We are drowning in our sea of meaninglessness because it is bounded by two hostile shores – “hostile” because neither allow us safe landing from our predicament. I speak of the shores of the opposing lands of belief and disbelief – one land dominated by the House of God and the other by the House of Disbelief.

The House of God is hostile to meaning, firstly: because it is home to the incredible Abrahamic “g” god of the ancient Hebrews (“incredible” because male, sexist, jealous, parochial, needy, brutal, and ethnic cleansing) and, secondly: because it is home to an equally incredible meaning and purpose of life (a once-only test for an eternity in either heaven or hell). The House of Disbelief, is hostile to meaning because it denies such outright, firstly: life itself is just the chance product of an accidental universe and, secondly: we are just a machine and there is no “ghost” – no self, soul which could allow special purpose/meaning to our existence.

Thus we are caught in our sea of meaninglessness – between an incredible god and no God; between an incredible purpose/meaning and none; between two hostile and hopeless shores.
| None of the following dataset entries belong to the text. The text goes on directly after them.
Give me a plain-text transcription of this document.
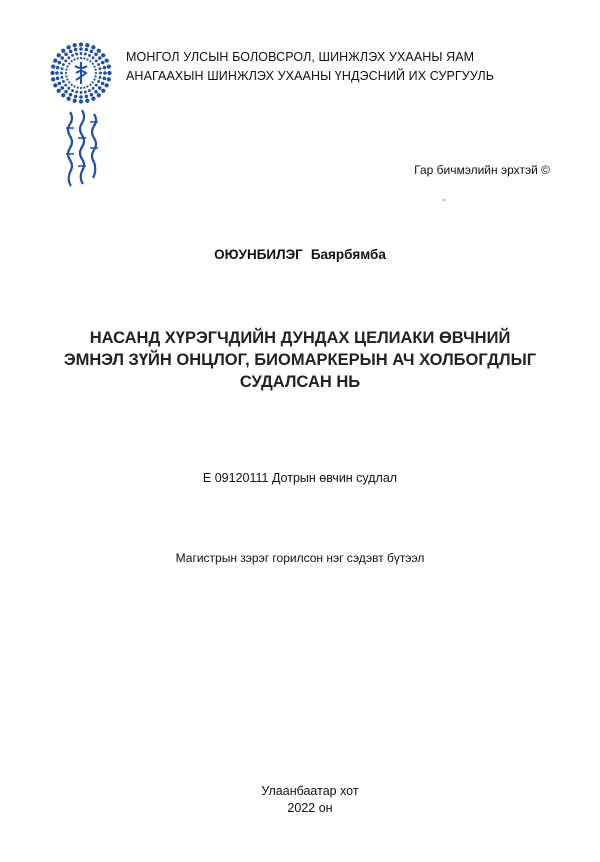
МОНГОЛ УЛСЫН БОЛОВСРОЛ, ШИНЖЛЭХ УХААНЫ ЯАМ
АНАГААХЫН ШИНЖЛЭХ УХААНЫ ҮНДЭСНИЙ ИХ СУРГУУЛЬ
Гар бичмэлийн эрхтэй ©
ОЮУНБИЛЭГ Баярбямба
НАСАНД ХҮРЭГЧДИЙН ДУНДАХ ЦЕЛИАКИ ӨВЧНИЙ
ЭМНЭЛ ЗҮЙН ОНЦЛОГ, БИОМАРКЕРЫН АЧ ХОЛБОГДЛЫГ
СУДАЛСАН НЬ
Е 09120111 Дотрын өвчин судлал
Магистрын зэрэг горилсон нэг сэдэвт бүтээл
Улаанбаатар хот
2022 он
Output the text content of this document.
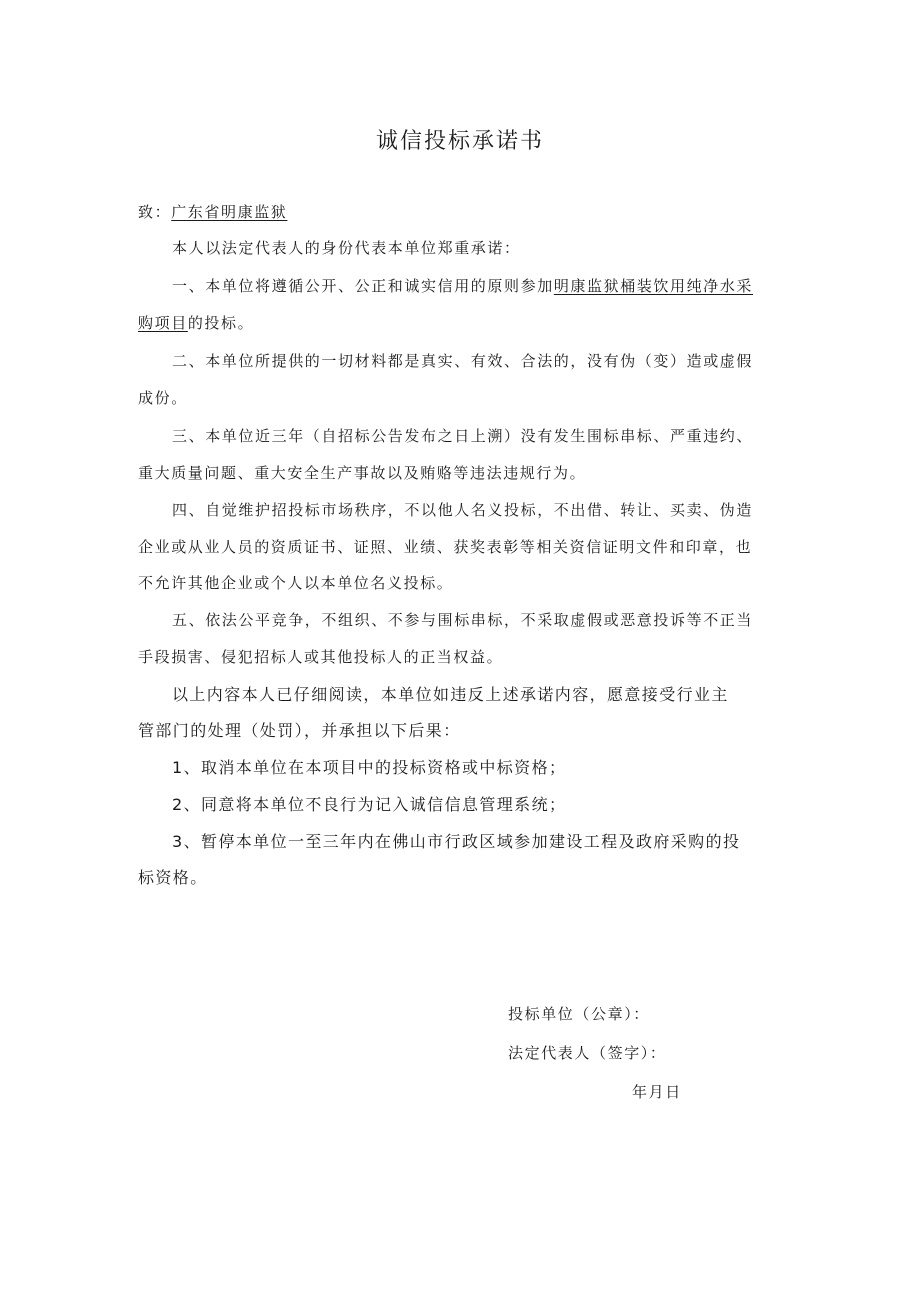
诚信投标承诺书
致：广东省明康监狱
本人以法定代表人的身份代表本单位郑重承诺：
一、本单位将遵循公开、公正和诚实信用的原则参加明康监狱桶装饮用纯净水采
购项目的投标。
二、本单位所提供的一切材料都是真实、有效、合法的，没有伪（变）造或虚假
成份。
三、本单位近三年（自招标公告发布之日上溯）没有发生围标串标、严重违约、
重大质量问题、重大安全生产事故以及贿赂等违法违规行为。
四、自觉维护招投标市场秩序，不以他人名义投标，不出借、转让、买卖、伪造
企业或从业人员的资质证书、证照、业绩、获奖表彰等相关资信证明文件和印章，也
不允许其他企业或个人以本单位名义投标。
五、依法公平竞争，不组织、不参与围标串标，不采取虚假或恶意投诉等不正当
手段损害、侵犯招标人或其他投标人的正当权益。
以上内容本人已仔细阅读，本单位如违反上述承诺内容，愿意接受行业主
管部门的处理（处罚），并承担以下后果：
1、取消本单位在本项目中的投标资格或中标资格；
2、同意将本单位不良行为记入诚信信息管理系统；
3、暂停本单位一至三年内在佛山市行政区域参加建设工程及政府采购的投
标资格。
投标单位（公章）：
法定代表人（签字）：
年月日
It is increasingly obvious that it is time to take Faulkner’ advice, above, and have the courage to “swim for new horizons” beyond sight of these our present hopeless lands, to search for a land which may allow us the safe landing of some credible ultimate purpose to our lives, which purpose may allow special meaning to our existence.

This is a work of three essays, the first two will examine the above assertions about House of God and the House of Disbelief, then the third essay will attempt to swim for, and explore, new horizons.

Those who feel they are close to drowning should skip the essays and paddle straight to the conclusion wherein they may find some hope? If unconvinced, then they are sentenced to read the essays which contain arguments from evidence for that conclusion.